介護保険には、自己負担を軽減するための制度がいくつかあります。
・負担限度額認定制度(特定入所者介護サービス費)
・高額介護サービス費
・高額医療・高額介護合算療養費制度
・医療費控除
負担限度額認定制度を利用すると、所得や資産が一定基準以下の方は食費、居住費の負担が軽くなります。高額介護サービス費では、月の自己負担額が上限を超えた分が払い戻されます。医療と介護の両方を利用している場合は、高額医療・高額介護合算療養費制度で合算して上限を超えた分が支給されます。
また、確定申告で医療費控除を申請することで、介護サービス費用の一部を所得控除できます。

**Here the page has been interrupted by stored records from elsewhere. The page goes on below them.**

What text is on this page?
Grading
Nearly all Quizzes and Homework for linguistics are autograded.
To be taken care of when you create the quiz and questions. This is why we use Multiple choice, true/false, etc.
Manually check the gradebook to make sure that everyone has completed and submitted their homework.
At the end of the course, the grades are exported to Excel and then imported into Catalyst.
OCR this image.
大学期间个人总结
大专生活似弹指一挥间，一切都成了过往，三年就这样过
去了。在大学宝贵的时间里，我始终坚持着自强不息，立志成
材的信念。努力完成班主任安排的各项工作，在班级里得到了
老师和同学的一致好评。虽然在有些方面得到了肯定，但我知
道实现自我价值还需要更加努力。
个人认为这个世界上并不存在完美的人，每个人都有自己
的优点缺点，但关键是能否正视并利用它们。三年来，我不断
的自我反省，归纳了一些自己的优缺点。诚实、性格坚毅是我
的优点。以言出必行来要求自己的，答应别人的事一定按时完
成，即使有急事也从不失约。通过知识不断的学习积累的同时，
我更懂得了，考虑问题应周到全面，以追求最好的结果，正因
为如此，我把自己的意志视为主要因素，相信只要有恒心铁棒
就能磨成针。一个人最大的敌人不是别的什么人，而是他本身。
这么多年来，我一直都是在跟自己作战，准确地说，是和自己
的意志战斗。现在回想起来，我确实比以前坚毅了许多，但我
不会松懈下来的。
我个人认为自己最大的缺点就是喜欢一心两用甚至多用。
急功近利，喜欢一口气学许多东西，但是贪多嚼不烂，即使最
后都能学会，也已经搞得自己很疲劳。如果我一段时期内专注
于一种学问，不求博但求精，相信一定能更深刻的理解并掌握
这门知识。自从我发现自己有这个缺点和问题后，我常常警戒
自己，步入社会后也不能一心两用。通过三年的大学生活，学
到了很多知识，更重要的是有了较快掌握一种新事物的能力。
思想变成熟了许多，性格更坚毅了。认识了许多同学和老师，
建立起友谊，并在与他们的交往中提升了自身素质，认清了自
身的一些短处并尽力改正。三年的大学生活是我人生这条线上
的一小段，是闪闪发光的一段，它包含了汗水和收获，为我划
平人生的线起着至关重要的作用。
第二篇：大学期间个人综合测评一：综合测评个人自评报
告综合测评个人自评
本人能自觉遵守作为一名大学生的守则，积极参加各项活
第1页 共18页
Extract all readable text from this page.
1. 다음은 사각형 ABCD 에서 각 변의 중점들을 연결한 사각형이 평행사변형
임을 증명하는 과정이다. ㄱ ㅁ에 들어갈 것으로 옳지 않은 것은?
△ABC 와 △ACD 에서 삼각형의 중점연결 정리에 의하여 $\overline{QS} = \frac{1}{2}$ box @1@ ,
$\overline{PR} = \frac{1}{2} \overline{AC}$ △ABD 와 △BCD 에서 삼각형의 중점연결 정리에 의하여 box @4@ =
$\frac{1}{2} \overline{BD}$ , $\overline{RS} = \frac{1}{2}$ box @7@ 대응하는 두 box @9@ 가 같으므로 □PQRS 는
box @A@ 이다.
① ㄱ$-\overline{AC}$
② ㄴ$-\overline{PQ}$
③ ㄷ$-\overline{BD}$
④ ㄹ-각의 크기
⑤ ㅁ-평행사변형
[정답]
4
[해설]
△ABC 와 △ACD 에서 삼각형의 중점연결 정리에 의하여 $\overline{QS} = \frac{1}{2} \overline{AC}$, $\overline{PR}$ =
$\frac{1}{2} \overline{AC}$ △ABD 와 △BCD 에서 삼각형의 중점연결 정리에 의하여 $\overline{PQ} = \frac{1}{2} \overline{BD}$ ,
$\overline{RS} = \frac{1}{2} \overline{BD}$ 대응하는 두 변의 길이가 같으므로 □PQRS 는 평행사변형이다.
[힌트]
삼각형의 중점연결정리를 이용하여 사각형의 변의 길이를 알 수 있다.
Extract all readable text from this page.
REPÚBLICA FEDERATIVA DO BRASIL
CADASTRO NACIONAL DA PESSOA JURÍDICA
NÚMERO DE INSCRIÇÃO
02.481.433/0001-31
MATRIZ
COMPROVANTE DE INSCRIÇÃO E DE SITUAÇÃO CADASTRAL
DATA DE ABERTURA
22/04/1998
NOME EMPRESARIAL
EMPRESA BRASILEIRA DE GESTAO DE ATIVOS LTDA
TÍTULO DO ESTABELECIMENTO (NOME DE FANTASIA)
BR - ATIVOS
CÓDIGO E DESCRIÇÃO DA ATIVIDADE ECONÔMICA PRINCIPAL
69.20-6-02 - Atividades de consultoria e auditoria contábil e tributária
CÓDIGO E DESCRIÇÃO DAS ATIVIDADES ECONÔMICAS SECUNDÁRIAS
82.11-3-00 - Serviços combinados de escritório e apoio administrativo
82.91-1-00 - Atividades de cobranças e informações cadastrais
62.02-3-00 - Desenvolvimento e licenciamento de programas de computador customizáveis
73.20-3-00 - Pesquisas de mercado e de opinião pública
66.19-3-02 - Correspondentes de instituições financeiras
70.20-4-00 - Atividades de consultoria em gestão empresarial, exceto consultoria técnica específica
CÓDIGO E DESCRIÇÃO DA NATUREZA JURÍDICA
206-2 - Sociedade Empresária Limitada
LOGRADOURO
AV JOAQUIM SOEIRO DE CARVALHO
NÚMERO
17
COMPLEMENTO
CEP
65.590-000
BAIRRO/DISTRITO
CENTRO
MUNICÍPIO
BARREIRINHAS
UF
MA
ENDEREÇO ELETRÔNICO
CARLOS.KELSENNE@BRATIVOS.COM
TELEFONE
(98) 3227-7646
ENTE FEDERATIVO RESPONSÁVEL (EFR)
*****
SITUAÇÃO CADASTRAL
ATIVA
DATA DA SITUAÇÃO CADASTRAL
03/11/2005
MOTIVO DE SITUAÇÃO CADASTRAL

いずれも申請が必要なため、詳細は地域包括支援センターや市区町村の窓口に確認しましょう。
介護費用を抑えるための方法はありますか?
介護費用を抑えるためには、利用できる税制上の控除を活用しましょう。主な方法は以下のとおりです。
・医療費控除(介護サービス費用の一部を所得控除できる)
・扶養控除(親を扶養に入れることで控除を受けられる)
・障害者控除(障害者手帳がなくても対象になるケースがある)
・社会保険料控除(介護保険料を控除として申告できる)
なかでも見落とされやすいのが障害者控除です。要介護認定を受けている場合、障害者手帳がなくても障害者控除対象者認定書の交付を受けることで控除を申請できる場合があります。
また、これらの控除は5年以内であればさかのぼって申告できるため、過去に申告していなかった方も確認してみる価値があります。
詳細な条件は自治体によって異なるため、市区町村の窓口や税務署に相談してみましょう。